Friday, May 15, 2009

Why Are We Bailing Out Insurers?

A fair question, posed by Barry Ritholtz.
Some of the sharpest criticism of the administration's approach is coming from market pros.
Folks who rose through the ranks with the "...pays your money...takes your chances" worldview.

Among the egregious perversions of President Bush was opening the door to the idea of bailing out failures.
The Obama team has taken that perversion and dressed it in assless chaps and similar couture.
From Rahm Emanuel's "Never allow a crisis to go to waste" to Hillary's "Never waste a good crisis", these folks are playing power politics with the taxpayer's money.
And trying to strap the gimp hood on as much of the economy as they can.

From The Big Picture:
“The Treasury Department will make federal bailout funds available to a number of U.S. life insurers, acting on the embattled sector’s long-running effort to get government help. The Treasury is prepared to inject up to $22 billion into the insurers under the rescue plan launched last fall as the Troubled Asset Relief Program, said a person familiar with the matter....
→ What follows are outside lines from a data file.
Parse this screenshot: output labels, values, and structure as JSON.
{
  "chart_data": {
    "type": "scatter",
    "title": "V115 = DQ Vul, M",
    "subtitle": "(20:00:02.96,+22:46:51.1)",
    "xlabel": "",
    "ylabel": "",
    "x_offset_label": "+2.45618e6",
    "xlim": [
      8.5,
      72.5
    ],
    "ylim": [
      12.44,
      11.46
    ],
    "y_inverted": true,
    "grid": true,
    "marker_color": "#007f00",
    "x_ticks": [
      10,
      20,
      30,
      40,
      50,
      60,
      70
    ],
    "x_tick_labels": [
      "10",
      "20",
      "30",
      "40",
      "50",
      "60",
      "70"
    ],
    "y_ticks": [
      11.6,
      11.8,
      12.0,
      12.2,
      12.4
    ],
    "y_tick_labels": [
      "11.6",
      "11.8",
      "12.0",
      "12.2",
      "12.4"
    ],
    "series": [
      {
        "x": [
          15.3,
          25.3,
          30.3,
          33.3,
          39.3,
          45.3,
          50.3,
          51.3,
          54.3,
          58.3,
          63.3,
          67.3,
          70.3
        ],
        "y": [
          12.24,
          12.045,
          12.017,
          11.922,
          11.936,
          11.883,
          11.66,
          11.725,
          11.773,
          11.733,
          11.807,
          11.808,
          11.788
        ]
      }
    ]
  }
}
Why do insurers, who have fiduciary obligations to manage their assets prudently, require taxpayer largesse?

Yet even more moral hazard is being heaped upon us.
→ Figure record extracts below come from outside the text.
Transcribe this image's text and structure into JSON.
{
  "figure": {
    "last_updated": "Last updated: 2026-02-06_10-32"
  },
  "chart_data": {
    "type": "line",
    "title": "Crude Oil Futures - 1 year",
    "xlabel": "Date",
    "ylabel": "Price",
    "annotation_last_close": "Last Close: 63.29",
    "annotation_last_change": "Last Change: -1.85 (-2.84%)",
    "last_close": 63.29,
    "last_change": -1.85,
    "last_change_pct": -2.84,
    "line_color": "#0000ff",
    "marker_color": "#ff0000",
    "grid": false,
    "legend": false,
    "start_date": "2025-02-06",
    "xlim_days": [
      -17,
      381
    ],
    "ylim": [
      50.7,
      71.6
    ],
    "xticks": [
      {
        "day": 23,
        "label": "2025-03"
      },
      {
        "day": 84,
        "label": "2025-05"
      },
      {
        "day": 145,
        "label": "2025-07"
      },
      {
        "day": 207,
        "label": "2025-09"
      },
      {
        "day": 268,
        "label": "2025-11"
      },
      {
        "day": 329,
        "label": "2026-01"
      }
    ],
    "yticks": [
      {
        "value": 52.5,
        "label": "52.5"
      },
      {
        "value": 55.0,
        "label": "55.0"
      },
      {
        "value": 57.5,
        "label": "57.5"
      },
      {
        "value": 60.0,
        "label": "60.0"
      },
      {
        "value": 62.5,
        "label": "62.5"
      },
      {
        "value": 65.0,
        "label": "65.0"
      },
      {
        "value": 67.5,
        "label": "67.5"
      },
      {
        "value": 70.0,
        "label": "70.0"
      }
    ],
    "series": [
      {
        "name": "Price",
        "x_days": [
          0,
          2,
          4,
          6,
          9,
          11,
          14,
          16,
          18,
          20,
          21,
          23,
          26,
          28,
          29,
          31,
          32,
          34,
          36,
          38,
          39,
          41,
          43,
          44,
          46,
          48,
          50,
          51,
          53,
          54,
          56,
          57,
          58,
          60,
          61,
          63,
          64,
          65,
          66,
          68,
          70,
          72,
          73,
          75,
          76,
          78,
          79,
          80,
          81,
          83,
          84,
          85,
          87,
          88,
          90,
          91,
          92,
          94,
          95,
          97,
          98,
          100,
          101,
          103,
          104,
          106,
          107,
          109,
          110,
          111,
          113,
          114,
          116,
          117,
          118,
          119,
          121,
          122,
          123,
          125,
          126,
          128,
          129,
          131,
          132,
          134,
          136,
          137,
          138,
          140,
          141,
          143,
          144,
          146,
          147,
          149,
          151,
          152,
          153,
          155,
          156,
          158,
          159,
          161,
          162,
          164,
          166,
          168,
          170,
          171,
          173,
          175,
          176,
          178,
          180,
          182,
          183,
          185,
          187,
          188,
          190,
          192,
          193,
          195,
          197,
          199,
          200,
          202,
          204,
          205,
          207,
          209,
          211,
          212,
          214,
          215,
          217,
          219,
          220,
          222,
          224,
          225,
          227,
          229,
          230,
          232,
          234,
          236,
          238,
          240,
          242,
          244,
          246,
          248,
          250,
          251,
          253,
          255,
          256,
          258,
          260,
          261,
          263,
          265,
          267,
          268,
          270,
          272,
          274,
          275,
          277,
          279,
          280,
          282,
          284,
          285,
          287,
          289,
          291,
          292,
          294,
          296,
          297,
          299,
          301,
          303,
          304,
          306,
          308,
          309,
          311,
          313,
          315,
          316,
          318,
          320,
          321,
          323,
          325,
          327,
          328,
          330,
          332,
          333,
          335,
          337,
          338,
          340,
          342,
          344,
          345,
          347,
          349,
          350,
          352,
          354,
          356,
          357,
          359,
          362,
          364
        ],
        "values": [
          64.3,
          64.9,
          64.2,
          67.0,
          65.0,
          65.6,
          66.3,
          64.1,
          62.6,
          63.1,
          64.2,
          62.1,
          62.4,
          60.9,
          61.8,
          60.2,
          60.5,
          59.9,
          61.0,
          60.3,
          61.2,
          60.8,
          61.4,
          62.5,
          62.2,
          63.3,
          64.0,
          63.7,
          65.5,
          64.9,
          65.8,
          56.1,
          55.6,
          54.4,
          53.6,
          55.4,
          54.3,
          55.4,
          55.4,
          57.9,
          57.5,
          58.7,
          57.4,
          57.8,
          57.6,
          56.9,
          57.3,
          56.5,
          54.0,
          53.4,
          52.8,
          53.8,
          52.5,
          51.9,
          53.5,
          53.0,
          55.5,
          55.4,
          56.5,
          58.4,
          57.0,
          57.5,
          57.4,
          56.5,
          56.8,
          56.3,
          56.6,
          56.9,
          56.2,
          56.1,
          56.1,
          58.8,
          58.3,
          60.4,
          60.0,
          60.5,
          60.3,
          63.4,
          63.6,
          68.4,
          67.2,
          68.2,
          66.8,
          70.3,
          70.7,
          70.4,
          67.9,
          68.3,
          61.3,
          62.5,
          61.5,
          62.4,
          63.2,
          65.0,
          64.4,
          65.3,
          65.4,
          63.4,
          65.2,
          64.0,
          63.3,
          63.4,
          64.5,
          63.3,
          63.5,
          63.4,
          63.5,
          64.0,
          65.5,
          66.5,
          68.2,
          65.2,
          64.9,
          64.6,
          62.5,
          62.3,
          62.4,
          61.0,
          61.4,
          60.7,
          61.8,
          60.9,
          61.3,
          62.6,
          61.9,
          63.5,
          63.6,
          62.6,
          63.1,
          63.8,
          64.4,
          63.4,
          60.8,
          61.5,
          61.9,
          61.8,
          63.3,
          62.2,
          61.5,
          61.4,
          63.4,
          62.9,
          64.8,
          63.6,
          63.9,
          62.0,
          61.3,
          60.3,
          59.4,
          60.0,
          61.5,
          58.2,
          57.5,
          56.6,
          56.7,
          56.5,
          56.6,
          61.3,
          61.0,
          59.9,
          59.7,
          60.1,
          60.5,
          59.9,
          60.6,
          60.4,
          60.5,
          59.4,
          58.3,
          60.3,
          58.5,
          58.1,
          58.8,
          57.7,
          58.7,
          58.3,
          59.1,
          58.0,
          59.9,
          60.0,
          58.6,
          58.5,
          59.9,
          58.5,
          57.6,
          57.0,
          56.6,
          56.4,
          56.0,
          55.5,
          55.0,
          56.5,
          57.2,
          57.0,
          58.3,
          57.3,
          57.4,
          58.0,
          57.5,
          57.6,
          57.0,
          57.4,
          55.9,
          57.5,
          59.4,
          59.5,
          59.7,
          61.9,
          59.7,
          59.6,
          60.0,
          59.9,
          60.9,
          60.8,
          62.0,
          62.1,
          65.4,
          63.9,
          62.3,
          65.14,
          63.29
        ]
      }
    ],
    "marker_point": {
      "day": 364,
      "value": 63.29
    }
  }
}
This is totally unacceptable. If you did not manage your assets prudently, if you failed to employ appropriate risk management procedures, and if you come to the government teat for aid, there must be a heavy cost and major strings attached:

  1. Bailout Monies need to be eventually repaid;
  2. Entrenched management needs to be fired;
  3. Excess bonuses must be clawed back;
  4. Shareholders (both public and mutual) need to suffer for their bad investment;
  5. Competitive firms that ran their business properly should not be disadvantaged.
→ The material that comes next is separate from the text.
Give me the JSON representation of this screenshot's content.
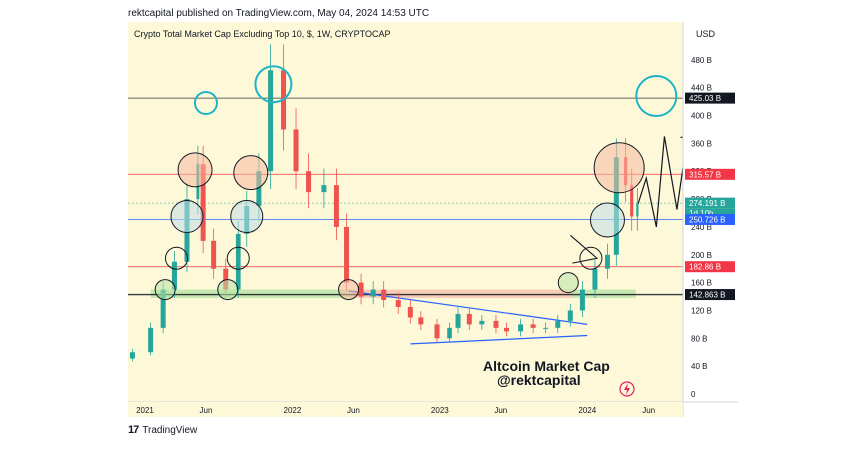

Why would we give money managers with a demonstrated inability to manage it properly? Why would we reward shareholders who made losing bets? Why are we punishing well managed, prudent funds? THIS IS OUTRAGEOUS.

These are independent companies who should be able to raise capital on their own....MORE
It helps if you understand the psychology of power relationships and, as Barry might say, look at the big picture.